# Tagging

Tags can be used to group and indentify specific rubicon-ml entities by shared characteristics.
Any rubicon-ml entity can be tagged when logged with any number of tags. Later, tags can be leveraged
to query rubicon-ml logs during retrieval.

In general, a tag is any arbitrary string. rubicon-ml provides additonal functionality for tags that
follow a ``<key>:<value>`` format.

## Logging with tags

First, create a ``Rubicon`` entrypoint.

In [1]:
from rubicon_ml import Rubicon

rubicon = Rubicon(persistence="memory")
project = rubicon.create_project("tagging")

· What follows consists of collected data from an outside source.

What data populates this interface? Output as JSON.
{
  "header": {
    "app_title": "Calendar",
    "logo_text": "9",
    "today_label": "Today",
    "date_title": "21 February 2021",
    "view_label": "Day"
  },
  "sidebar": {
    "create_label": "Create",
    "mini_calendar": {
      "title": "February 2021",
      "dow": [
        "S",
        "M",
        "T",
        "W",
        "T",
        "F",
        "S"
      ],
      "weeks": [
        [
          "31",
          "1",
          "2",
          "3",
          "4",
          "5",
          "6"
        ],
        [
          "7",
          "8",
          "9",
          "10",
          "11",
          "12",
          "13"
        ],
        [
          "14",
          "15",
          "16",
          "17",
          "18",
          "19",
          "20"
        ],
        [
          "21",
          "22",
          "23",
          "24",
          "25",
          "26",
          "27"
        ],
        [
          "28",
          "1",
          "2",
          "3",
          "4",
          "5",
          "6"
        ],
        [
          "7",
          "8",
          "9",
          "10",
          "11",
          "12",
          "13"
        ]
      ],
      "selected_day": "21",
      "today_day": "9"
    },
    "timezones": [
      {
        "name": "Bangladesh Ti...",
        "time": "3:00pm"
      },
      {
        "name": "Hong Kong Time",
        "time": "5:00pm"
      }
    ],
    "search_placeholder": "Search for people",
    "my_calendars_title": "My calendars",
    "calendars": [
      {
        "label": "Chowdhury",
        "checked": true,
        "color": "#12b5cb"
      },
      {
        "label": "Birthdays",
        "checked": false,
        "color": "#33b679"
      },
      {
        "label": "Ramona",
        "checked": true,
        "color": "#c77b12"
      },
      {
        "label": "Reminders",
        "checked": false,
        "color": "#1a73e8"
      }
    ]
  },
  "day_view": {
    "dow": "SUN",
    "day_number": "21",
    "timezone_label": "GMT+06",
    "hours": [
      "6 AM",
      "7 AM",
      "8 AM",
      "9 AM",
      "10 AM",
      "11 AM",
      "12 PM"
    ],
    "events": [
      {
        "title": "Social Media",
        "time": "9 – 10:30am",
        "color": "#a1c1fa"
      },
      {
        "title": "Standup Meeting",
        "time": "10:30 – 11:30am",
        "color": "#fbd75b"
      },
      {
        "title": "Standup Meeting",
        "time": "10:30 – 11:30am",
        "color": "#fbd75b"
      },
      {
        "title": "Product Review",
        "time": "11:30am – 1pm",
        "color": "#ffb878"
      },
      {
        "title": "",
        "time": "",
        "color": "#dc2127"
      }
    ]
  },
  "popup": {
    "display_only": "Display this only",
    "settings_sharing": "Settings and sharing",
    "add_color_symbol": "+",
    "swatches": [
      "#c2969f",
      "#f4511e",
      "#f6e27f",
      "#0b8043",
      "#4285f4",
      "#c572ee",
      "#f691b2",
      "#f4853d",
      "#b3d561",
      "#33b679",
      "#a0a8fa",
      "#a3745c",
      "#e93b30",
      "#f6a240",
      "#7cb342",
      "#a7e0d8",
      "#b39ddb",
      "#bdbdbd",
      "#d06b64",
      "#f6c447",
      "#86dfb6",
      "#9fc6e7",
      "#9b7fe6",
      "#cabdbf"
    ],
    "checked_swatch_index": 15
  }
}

Now we'll log three experiments with tags "a" and "b".

In [2]:
experiment_a = project.log_experiment(tags=["a"])
experiment_b = project.log_experiment(tags=["b"])
experiment_c = project.log_experiment(tags=["a", "b"])

print(f"`experiment_a` ID: {experiment_a.id}, tags: {experiment_a.tags}")
print(f"`experiment_b` ID: {experiment_b.id}, tags: {experiment_b.tags}")
print(f"`experiment_c` ID: {experiment_c.id}, tags: {experiment_c.tags}")

`experiment_a` ID: 09b2ff25-5152-4e82-9532-c1a09de65409, tags: ['a']
`experiment_b` ID: 932f21ff-e839-437f-a7e8-6c05a1186294, tags: ['b']
`experiment_c` ID: ef64c07f-a7ba-4248-bde2-a4a323a09428, tags: ['a', 'b']


Any other entity logged to an experiment can also be tagged.

In [3]:
import pandas as pd

artifact = experiment_a.log_artifact(
    data_bytes=b"artifact", name="artifact", tags=["c"]
)
dataframe = experiment_a.log_dataframe(
    df=pd.DataFrame([[0], [1]]), tags=["d"]
)
feature = experiment_a.log_feature(name="var_0", tags=["e"])
parameter = experiment_a.log_parameter(name="input", value=0, tags=["f"])
metric = experiment_a.log_metric(name="output", value=1, tags=["g"])

## Retrieving with tags

Each of the retrieval functions on a project or experiment (``experiments``, ``metrics``, etc.)
accept the ``tags`` and ``qtype`` ("or" or "and", default "or") arguments to filter retrieval.

First, grab all the experiments with tag "a".

In [4]:
[e.id for e in project.experiments(tags=["a"])]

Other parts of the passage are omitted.